3. Bir pano oluşturularak duyurular, ilginç olaylar, etkinlikler ve çalışmalar buraya asılabilir.

4. Belirli gün ve haftalarda veli grupları yuva içi etkinliklere katılmak üzere çağrılabilir.

5. Ailelerin istek ve ihtiyaçları doğrultusunda seminerler düzenlenebilir, çeşitli tartışma konuları ile aileler farklı konularda fikir alışverişi yapabilirler.

6. Okul dışı etkinlikler ve geziler, önceden ailelere bildirilerek onlar da bu gezilere davet edilebilir.

7. Ailelere her dönem sonunda yapılan çalışmaların özetleriyle birlikte çocuklarının genel durumunu değerlendiren bir rapor sunulabilir.

8. Anne ve babalar hatta diğer aile bireyleri eğitim programına katkıda bulunmak üzere kaynak kişi olarak davet edilebilir.

9. Aile ve okul arasındaki bilgi alışverişini sağlamak, aile ile daha yakın ilişkiler kurmak, şikayet ve problemleri çözmek için veli toplantıları düzenlenebilir (Aksoy ve Turla,2001:376-380).

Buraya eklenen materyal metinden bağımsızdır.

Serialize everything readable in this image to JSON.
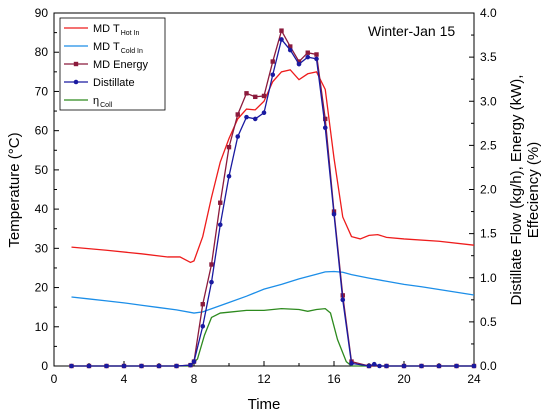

Aileler okullarda dil oyunlarına, okuma ve yazmaya hazırlık aktivitelerine katılabilirler ya da katılmalıdırlar. Belli zamanlarda veliler okula gelerek sınıfta çocuklara hikaye okuyabilirler (Jr Hirsch,1996:384).

Okul öncesi eğitim kurumunun çok önemli görevlerinden biri de çocuklara olumlu sosyal ilişkilerde bulunmayı öğretmektir. Kurum bu görevi bazen evdeki olumlu öğretileri pekiştirerek, bazen evdeki eksiklikleri gidererek, bazen de evdeki bozuklukları dengeleyerek yapar. Üç yaşından itibaren yaşıtlarına yönelik bir sosyalleşme eğilimi gösteren çocuk için okul yaşantısı olumlu bir olanak sağlayabilir.

Anaokuluna giden çocuk bir grup ortamı içinde davranmaya ve yaşamaya çalıştığı için ilkokula bir ölçüde hazırlanmış olur. Bunun yanında öğretmen, çocukla okul ortamı arasında gelişen olumlu etkileşimin en etkin aracıdır (Çakar 2005).